Search code examples
pandasmulti-indexpandas-groupby

pandas groupby transform: multiple functions applied at the same time with custom names


as the title suggests, I want to be able to do the following (best explained with some code) [pandas 0.20.1 is mandatory]

import pandas as pd
import numpy as np

a = pd.DataFrame(np.random.rand(10, 4), columns=[['a','a','b','b'], ['alfa','beta','alfa','beta',]])

def as_is(x):
    return x
def power_2(x):
    return x**2

# desired result

a.transform([as_is, power_2])

the problem is the function could be more complex than this and thus I would lose the "naming" feature as pandas.DataFrame.transform only allows for lists to be passed whereas a dictionary would have been most convenient.

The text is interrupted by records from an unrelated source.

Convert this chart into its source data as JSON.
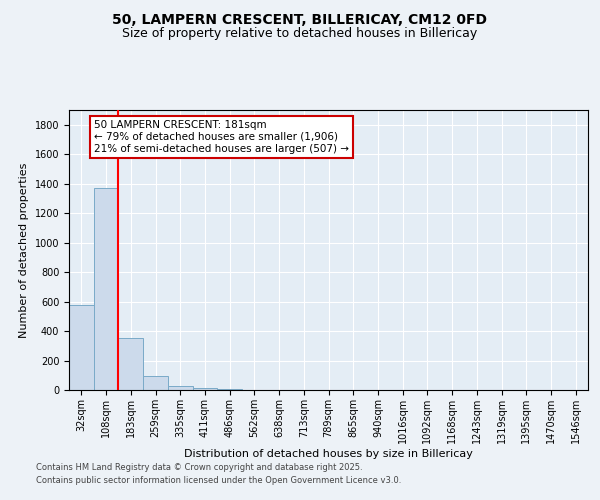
{
  "title": "50, LAMPERN CRESCENT, BILLERICAY, CM12 0FD",
  "subtitle": "Size of property relative to detached houses in Billericay",
  "xlabel": "Distribution of detached houses by size in Billericay",
  "ylabel": "Number of detached properties",
  "bar_labels": [
    "32sqm",
    "108sqm",
    "183sqm",
    "259sqm",
    "335sqm",
    "411sqm",
    "486sqm",
    "562sqm",
    "638sqm",
    "713sqm",
    "789sqm",
    "865sqm",
    "940sqm",
    "1016sqm",
    "1092sqm",
    "1168sqm",
    "1243sqm",
    "1319sqm",
    "1395sqm",
    "1470sqm",
    "1546sqm"
  ],
  "bar_values": [
    580,
    1370,
    350,
    95,
    30,
    15,
    5,
    2,
    0,
    0,
    0,
    0,
    0,
    0,
    0,
    0,
    0,
    0,
    0,
    0,
    0
  ],
  "bar_color": "#ccdaeb",
  "bar_edge_color": "#7aaac8",
  "ylim": [
    0,
    1900
  ],
  "yticks": [
    0,
    200,
    400,
    600,
    800,
    1000,
    1200,
    1400,
    1600,
    1800
  ],
  "red_line_index": 2,
  "annotation_line1": "50 LAMPERN CRESCENT: 181sqm",
  "annotation_line2": "← 79% of detached houses are smaller (1,906)",
  "annotation_line3": "21% of semi-detached houses are larger (507) →",
  "annotation_box_color": "#ffffff",
  "annotation_box_edge_color": "#cc0000",
  "footer_line1": "Contains HM Land Registry data © Crown copyright and database right 2025.",
  "footer_line2": "Contains public sector information licensed under the Open Government Licence v3.0.",
  "background_color": "#edf2f7",
  "plot_background": "#e4edf5",
  "grid_color": "#ffffff",
  "title_fontsize": 10,
  "subtitle_fontsize": 9,
  "tick_fontsize": 7,
  "ylabel_fontsize": 8,
  "xlabel_fontsize": 8,
  "footer_fontsize": 6,
  "annotation_fontsize": 7.5
}
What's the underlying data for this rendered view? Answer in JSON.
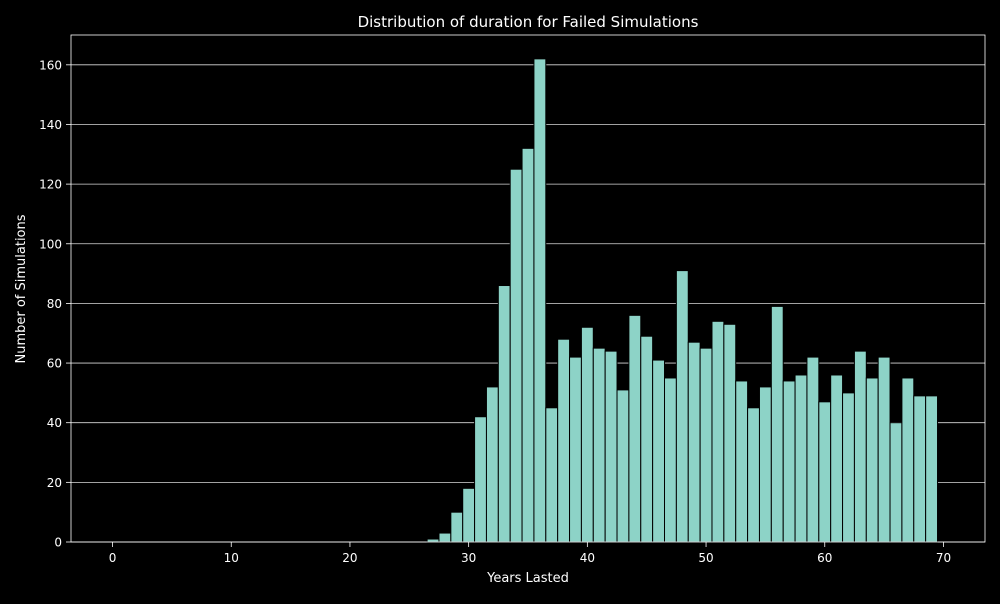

going back to the basics, I got to this:

dict_funct= {'as_is': as_is, 'power_2': power_2}

def wrapper(x):
    return pd.concat({k: x.apply(v) for k,v in dict_funct.items()}, axis=1)

a.groupby(level=[0,1], axis=1).apply(wrapper)

but the output Dataframe is all nan, presumably due to multi-index columns ordering. is there any way I can fix this?


Solution

  • If need dict I remove paramater axis in concat to to default (axis=0), but then is necessary add parameter group_keys=False and function unstack:

    def wrapper(x):
        return pd.concat({k: x.apply(v) for k,v in dict_funct.items()})
    
    a.groupby(level=[0,1], axis=1, group_keys=False).apply(wrapper).unstack(0)
    

    Similar solution:

    def wrapper(x):
        return pd.concat({k: x.transform(v) for k,v in dict_funct.items()})
    
    a.groupby(level=[0,1], axis=1, group_keys=False).apply(wrapper).unstack(0)
    

    Another solution is simply add list comprehension:

    a.transform([v for k, v in dict_funct.items()])